Thank you very much, Madam Chair.
It's a pleasure to be here today. There are lots of important issues.
I want to note that the New Democrats share Mr. McCauley's concerns about approvals of things where we don't have the details, as parliamentarians.
Madam Minister, you presented us with a picture of Phoenix. I'm going to present you with a different picture, and that's from my constituents. I represent a riding where we have more than 1,000 people with Phoenix pay cases. We have DND, the Coast Guard, Revenue Canada. I have a whole lot of people who don't share your optimism.
When you say that you don't have a date when this will be fixed, I just did a bit of math here. You said you'd made progress—5,000 in a month. You said that in your pilots you had another 10% improvement. If you do the math on the transactions, that means that in about nine years, you'll finish with the outstanding transactions there. That's just not acceptable.
I don't see any plans in anything you talked about today...because I already gave you the credit for your pilot plans in that. Nine years from now, people can expect to have their pay straightened out. That is not good enough.
You asked the members to submit cases, and you did that when I raised this with you in the House of Commons. We submitted 13 cases on February 2, and you said that you responded within 10 days. Let me tell you what your department responded: “The request has been sent to the pay centre for review.” Not one of those cases has been fixed, and we've had no further information on any of those cases.

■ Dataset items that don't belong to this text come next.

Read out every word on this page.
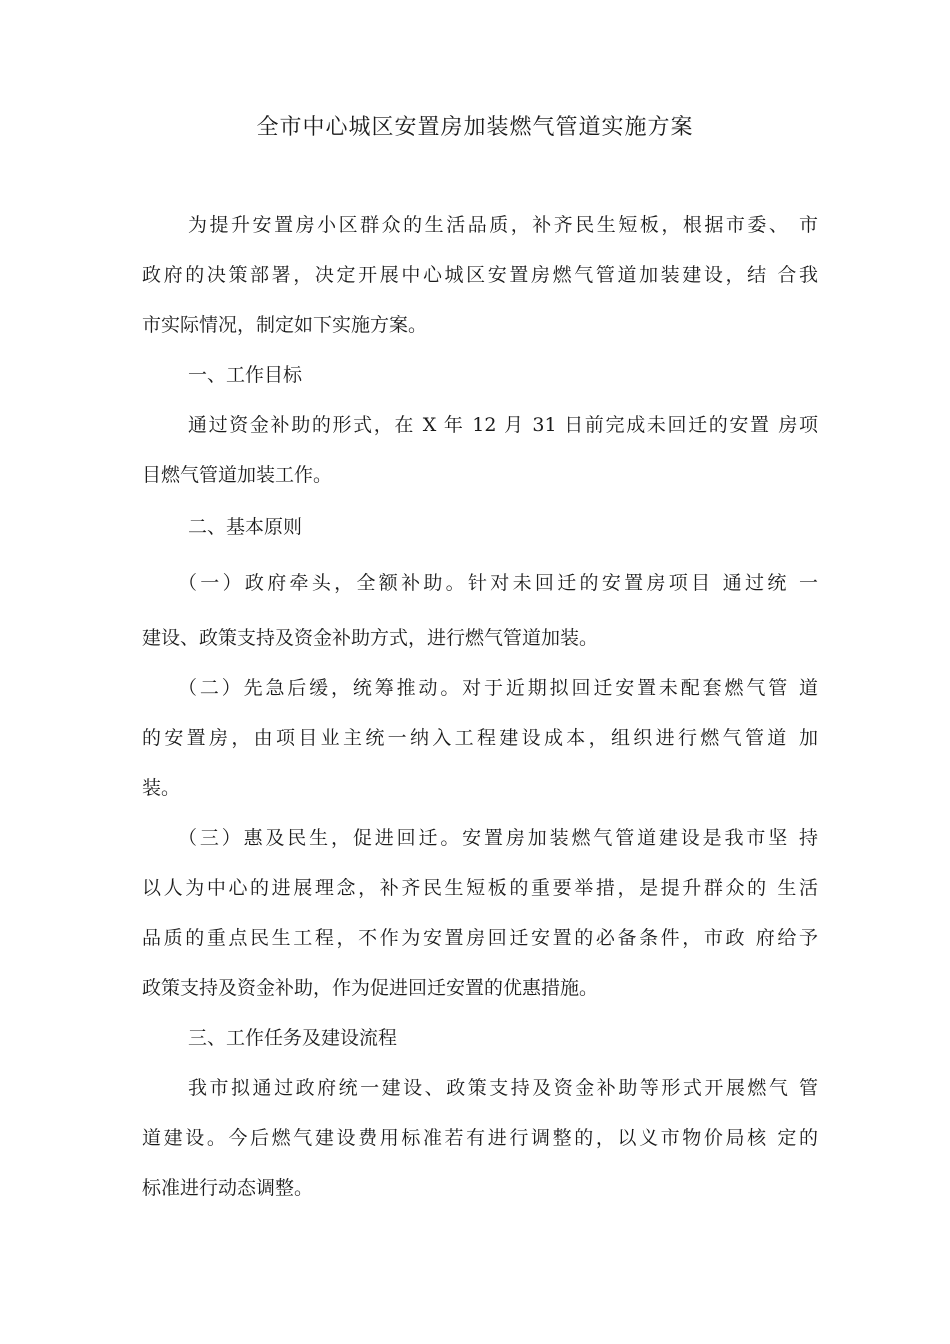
全市中心城区安置房加装燃气管道实施方案
为提升安置房小区群众的生活品质，补齐民生短板，根据市委、 市
政府的决策部署，决定开展中心城区安置房燃气管道加装建设，结 合我
市实际情况，制定如下实施方案。
一、工作目标
通过资金补助的形式，在 X 年 12 月 31 日前完成未回迁的安置 房项
目燃气管道加装工作。
二、基本原则
（一）政府牵头，全额补助。针对未回迁的安置房项目 通过统 一
建设、政策支持及资金补助方式，进行燃气管道加装。
（二）先急后缓，统筹推动。对于近期拟回迁安置未配套燃气管 道
的安置房，由项目业主统一纳入工程建设成本，组织进行燃气管道 加
装。
（三）惠及民生，促进回迁。安置房加装燃气管道建设是我市坚 持
以人为中心的进展理念，补齐民生短板的重要举措，是提升群众的 生活
品质的重点民生工程，不作为安置房回迁安置的必备条件，市政 府给予
政策支持及资金补助，作为促进回迁安置的优惠措施。
三、工作任务及建设流程
我市拟通过政府统一建设、政策支持及资金补助等形式开展燃气 管
道建设。今后燃气建设费用标准若有进行调整的，以义市物价局核 定的
标准进行动态调整。
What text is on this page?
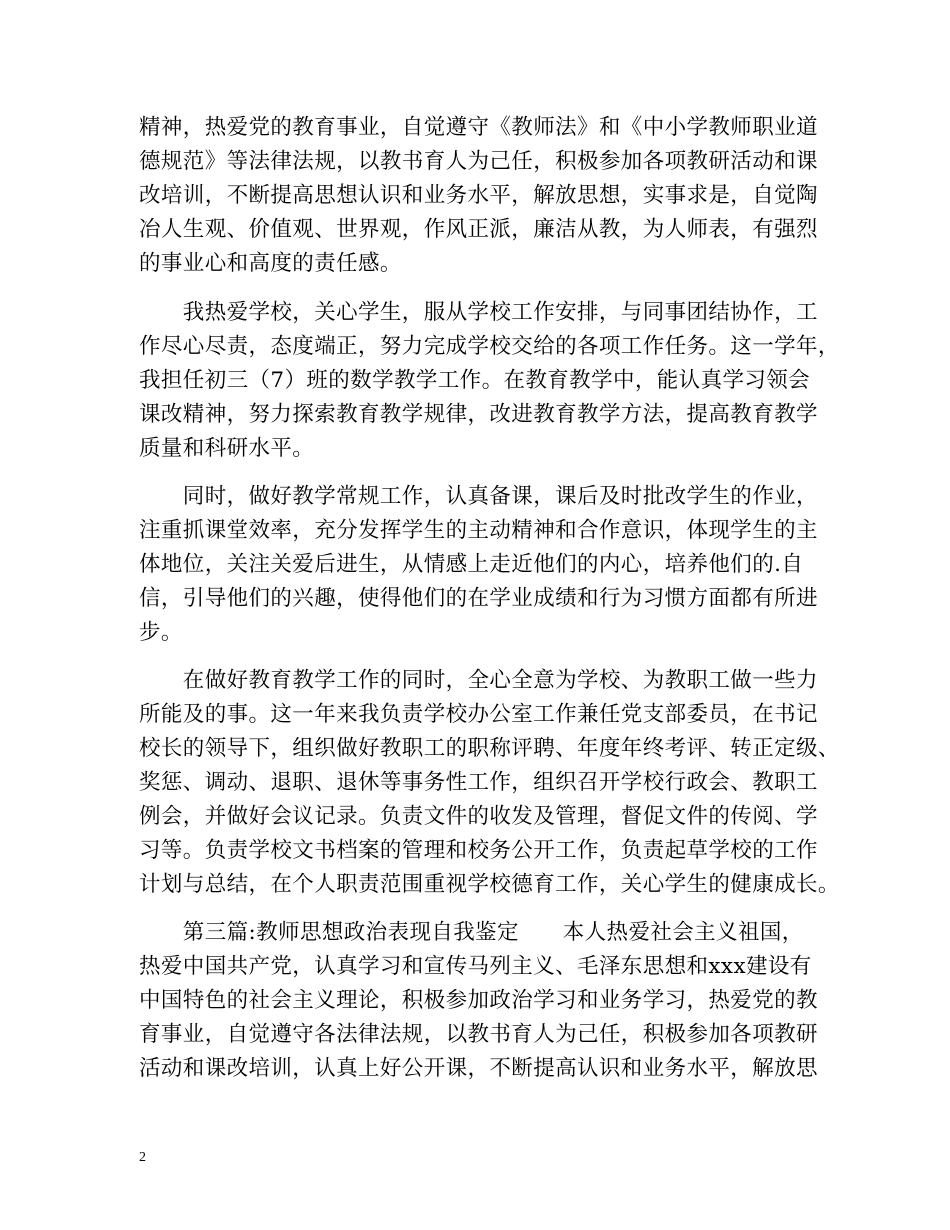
精神，热爱党的教育事业，自觉遵守《教师法》和《中小学教师职业道
德规范》等法律法规，以教书育人为己任，积极参加各项教研活动和课
改培训，不断提高思想认识和业务水平，解放思想，实事求是，自觉陶
冶人生观、价值观、世界观，作风正派，廉洁从教，为人师表，有强烈
的事业心和高度的责任感。
　　我热爱学校，关心学生，服从学校工作安排，与同事团结协作，工
作尽心尽责，态度端正，努力完成学校交给的各项工作任务。这一学年，
我担任初三（7）班的数学教学工作。在教育教学中，能认真学习领会
课改精神，努力探索教育教学规律，改进教育教学方法，提高教育教学
质量和科研水平。
　　同时，做好教学常规工作，认真备课，课后及时批改学生的作业，
注重抓课堂效率，充分发挥学生的主动精神和合作意识，体现学生的主
体地位，关注关爱后进生，从情感上走近他们的内心，培养他们的.自
信，引导他们的兴趣，使得他们的在学业成绩和行为习惯方面都有所进
步。
　　在做好教育教学工作的同时，全心全意为学校、为教职工做一些力
所能及的事。这一年来我负责学校办公室工作兼任党支部委员，在书记
校长的领导下，组织做好教职工的职称评聘、年度年终考评、转正定级、
奖惩、调动、退职、退休等事务性工作，组织召开学校行政会、教职工
例会，并做好会议记录。负责文件的收发及管理，督促文件的传阅、学
习等。负责学校文书档案的管理和校务公开工作，负责起草学校的工作
计划与总结，在个人职责范围重视学校德育工作，关心学生的健康成长。
　　第三篇:教师思想政治表现自我鉴定　　本人热爱社会主义祖国，
热爱中国共产党，认真学习和宣传马列主义、毛泽东思想和xxx建设有
中国特色的社会主义理论，积极参加政治学习和业务学习，热爱党的教
育事业，自觉遵守各法律法规，以教书育人为己任，积极参加各项教研
活动和课改培训，认真上好公开课，不断提高认识和业务水平，解放思
2
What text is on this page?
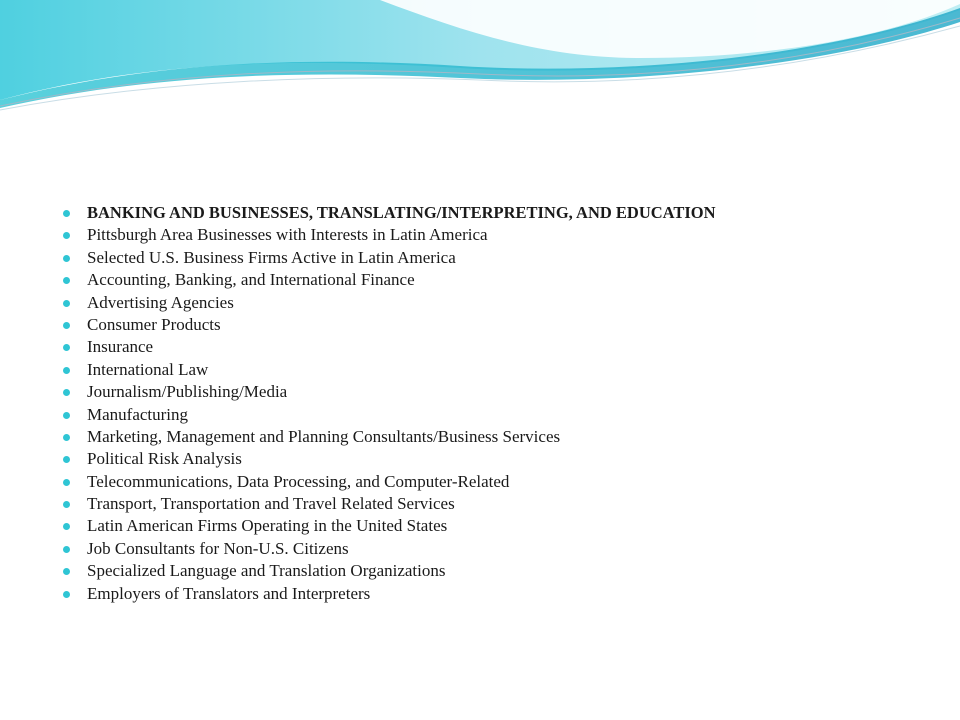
BANKING AND BUSINESSES, TRANSLATING/INTERPRETING, AND EDUCATION
Pittsburgh Area Businesses with Interests in Latin America
Selected U.S. Business Firms Active in Latin America
Accounting, Banking, and International Finance
Advertising Agencies
Consumer Products
Insurance
International Law
Journalism/Publishing/Media
Manufacturing
Marketing, Management and Planning Consultants/Business Services
Political Risk Analysis
Telecommunications, Data Processing, and Computer-Related
Transport, Transportation and Travel Related Services
Latin American Firms Operating in the United States
Job Consultants for Non-U.S. Citizens
Specialized Language and Translation Organizations
Employers of Translators and Interpreters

Those were the most egregious cases, including one of the people—I'm not going to say where she was employed because I don't have her permission to do that today—whose daughter had to make the decision to drop out of post-secondary education because they didn't want to go further in debt. The pay problems are so complex in her case that they weren't able to get some of the emergency loans and things you said, because nobody can actually figure this out.
When you said that the number of complaints or cases given to you by MPs has dropped by 190, well I haven't sent you any more because you haven't dealt with the first 13. Yesterday I got 80 more cases from DND firefighters in my riding, with severe underpayment problems in most of the cases.
With respect, Madam Minister, when you say that these are just not some extra pay or some substitution pay, people base their family budgets and paying their bills on the pay they're entitled to get, and when they don't get it, it creates severe problems.
I know you painted a somewhat rosy picture of the progress. I just don't see it. More importantly, the public servants in my riding don't see it.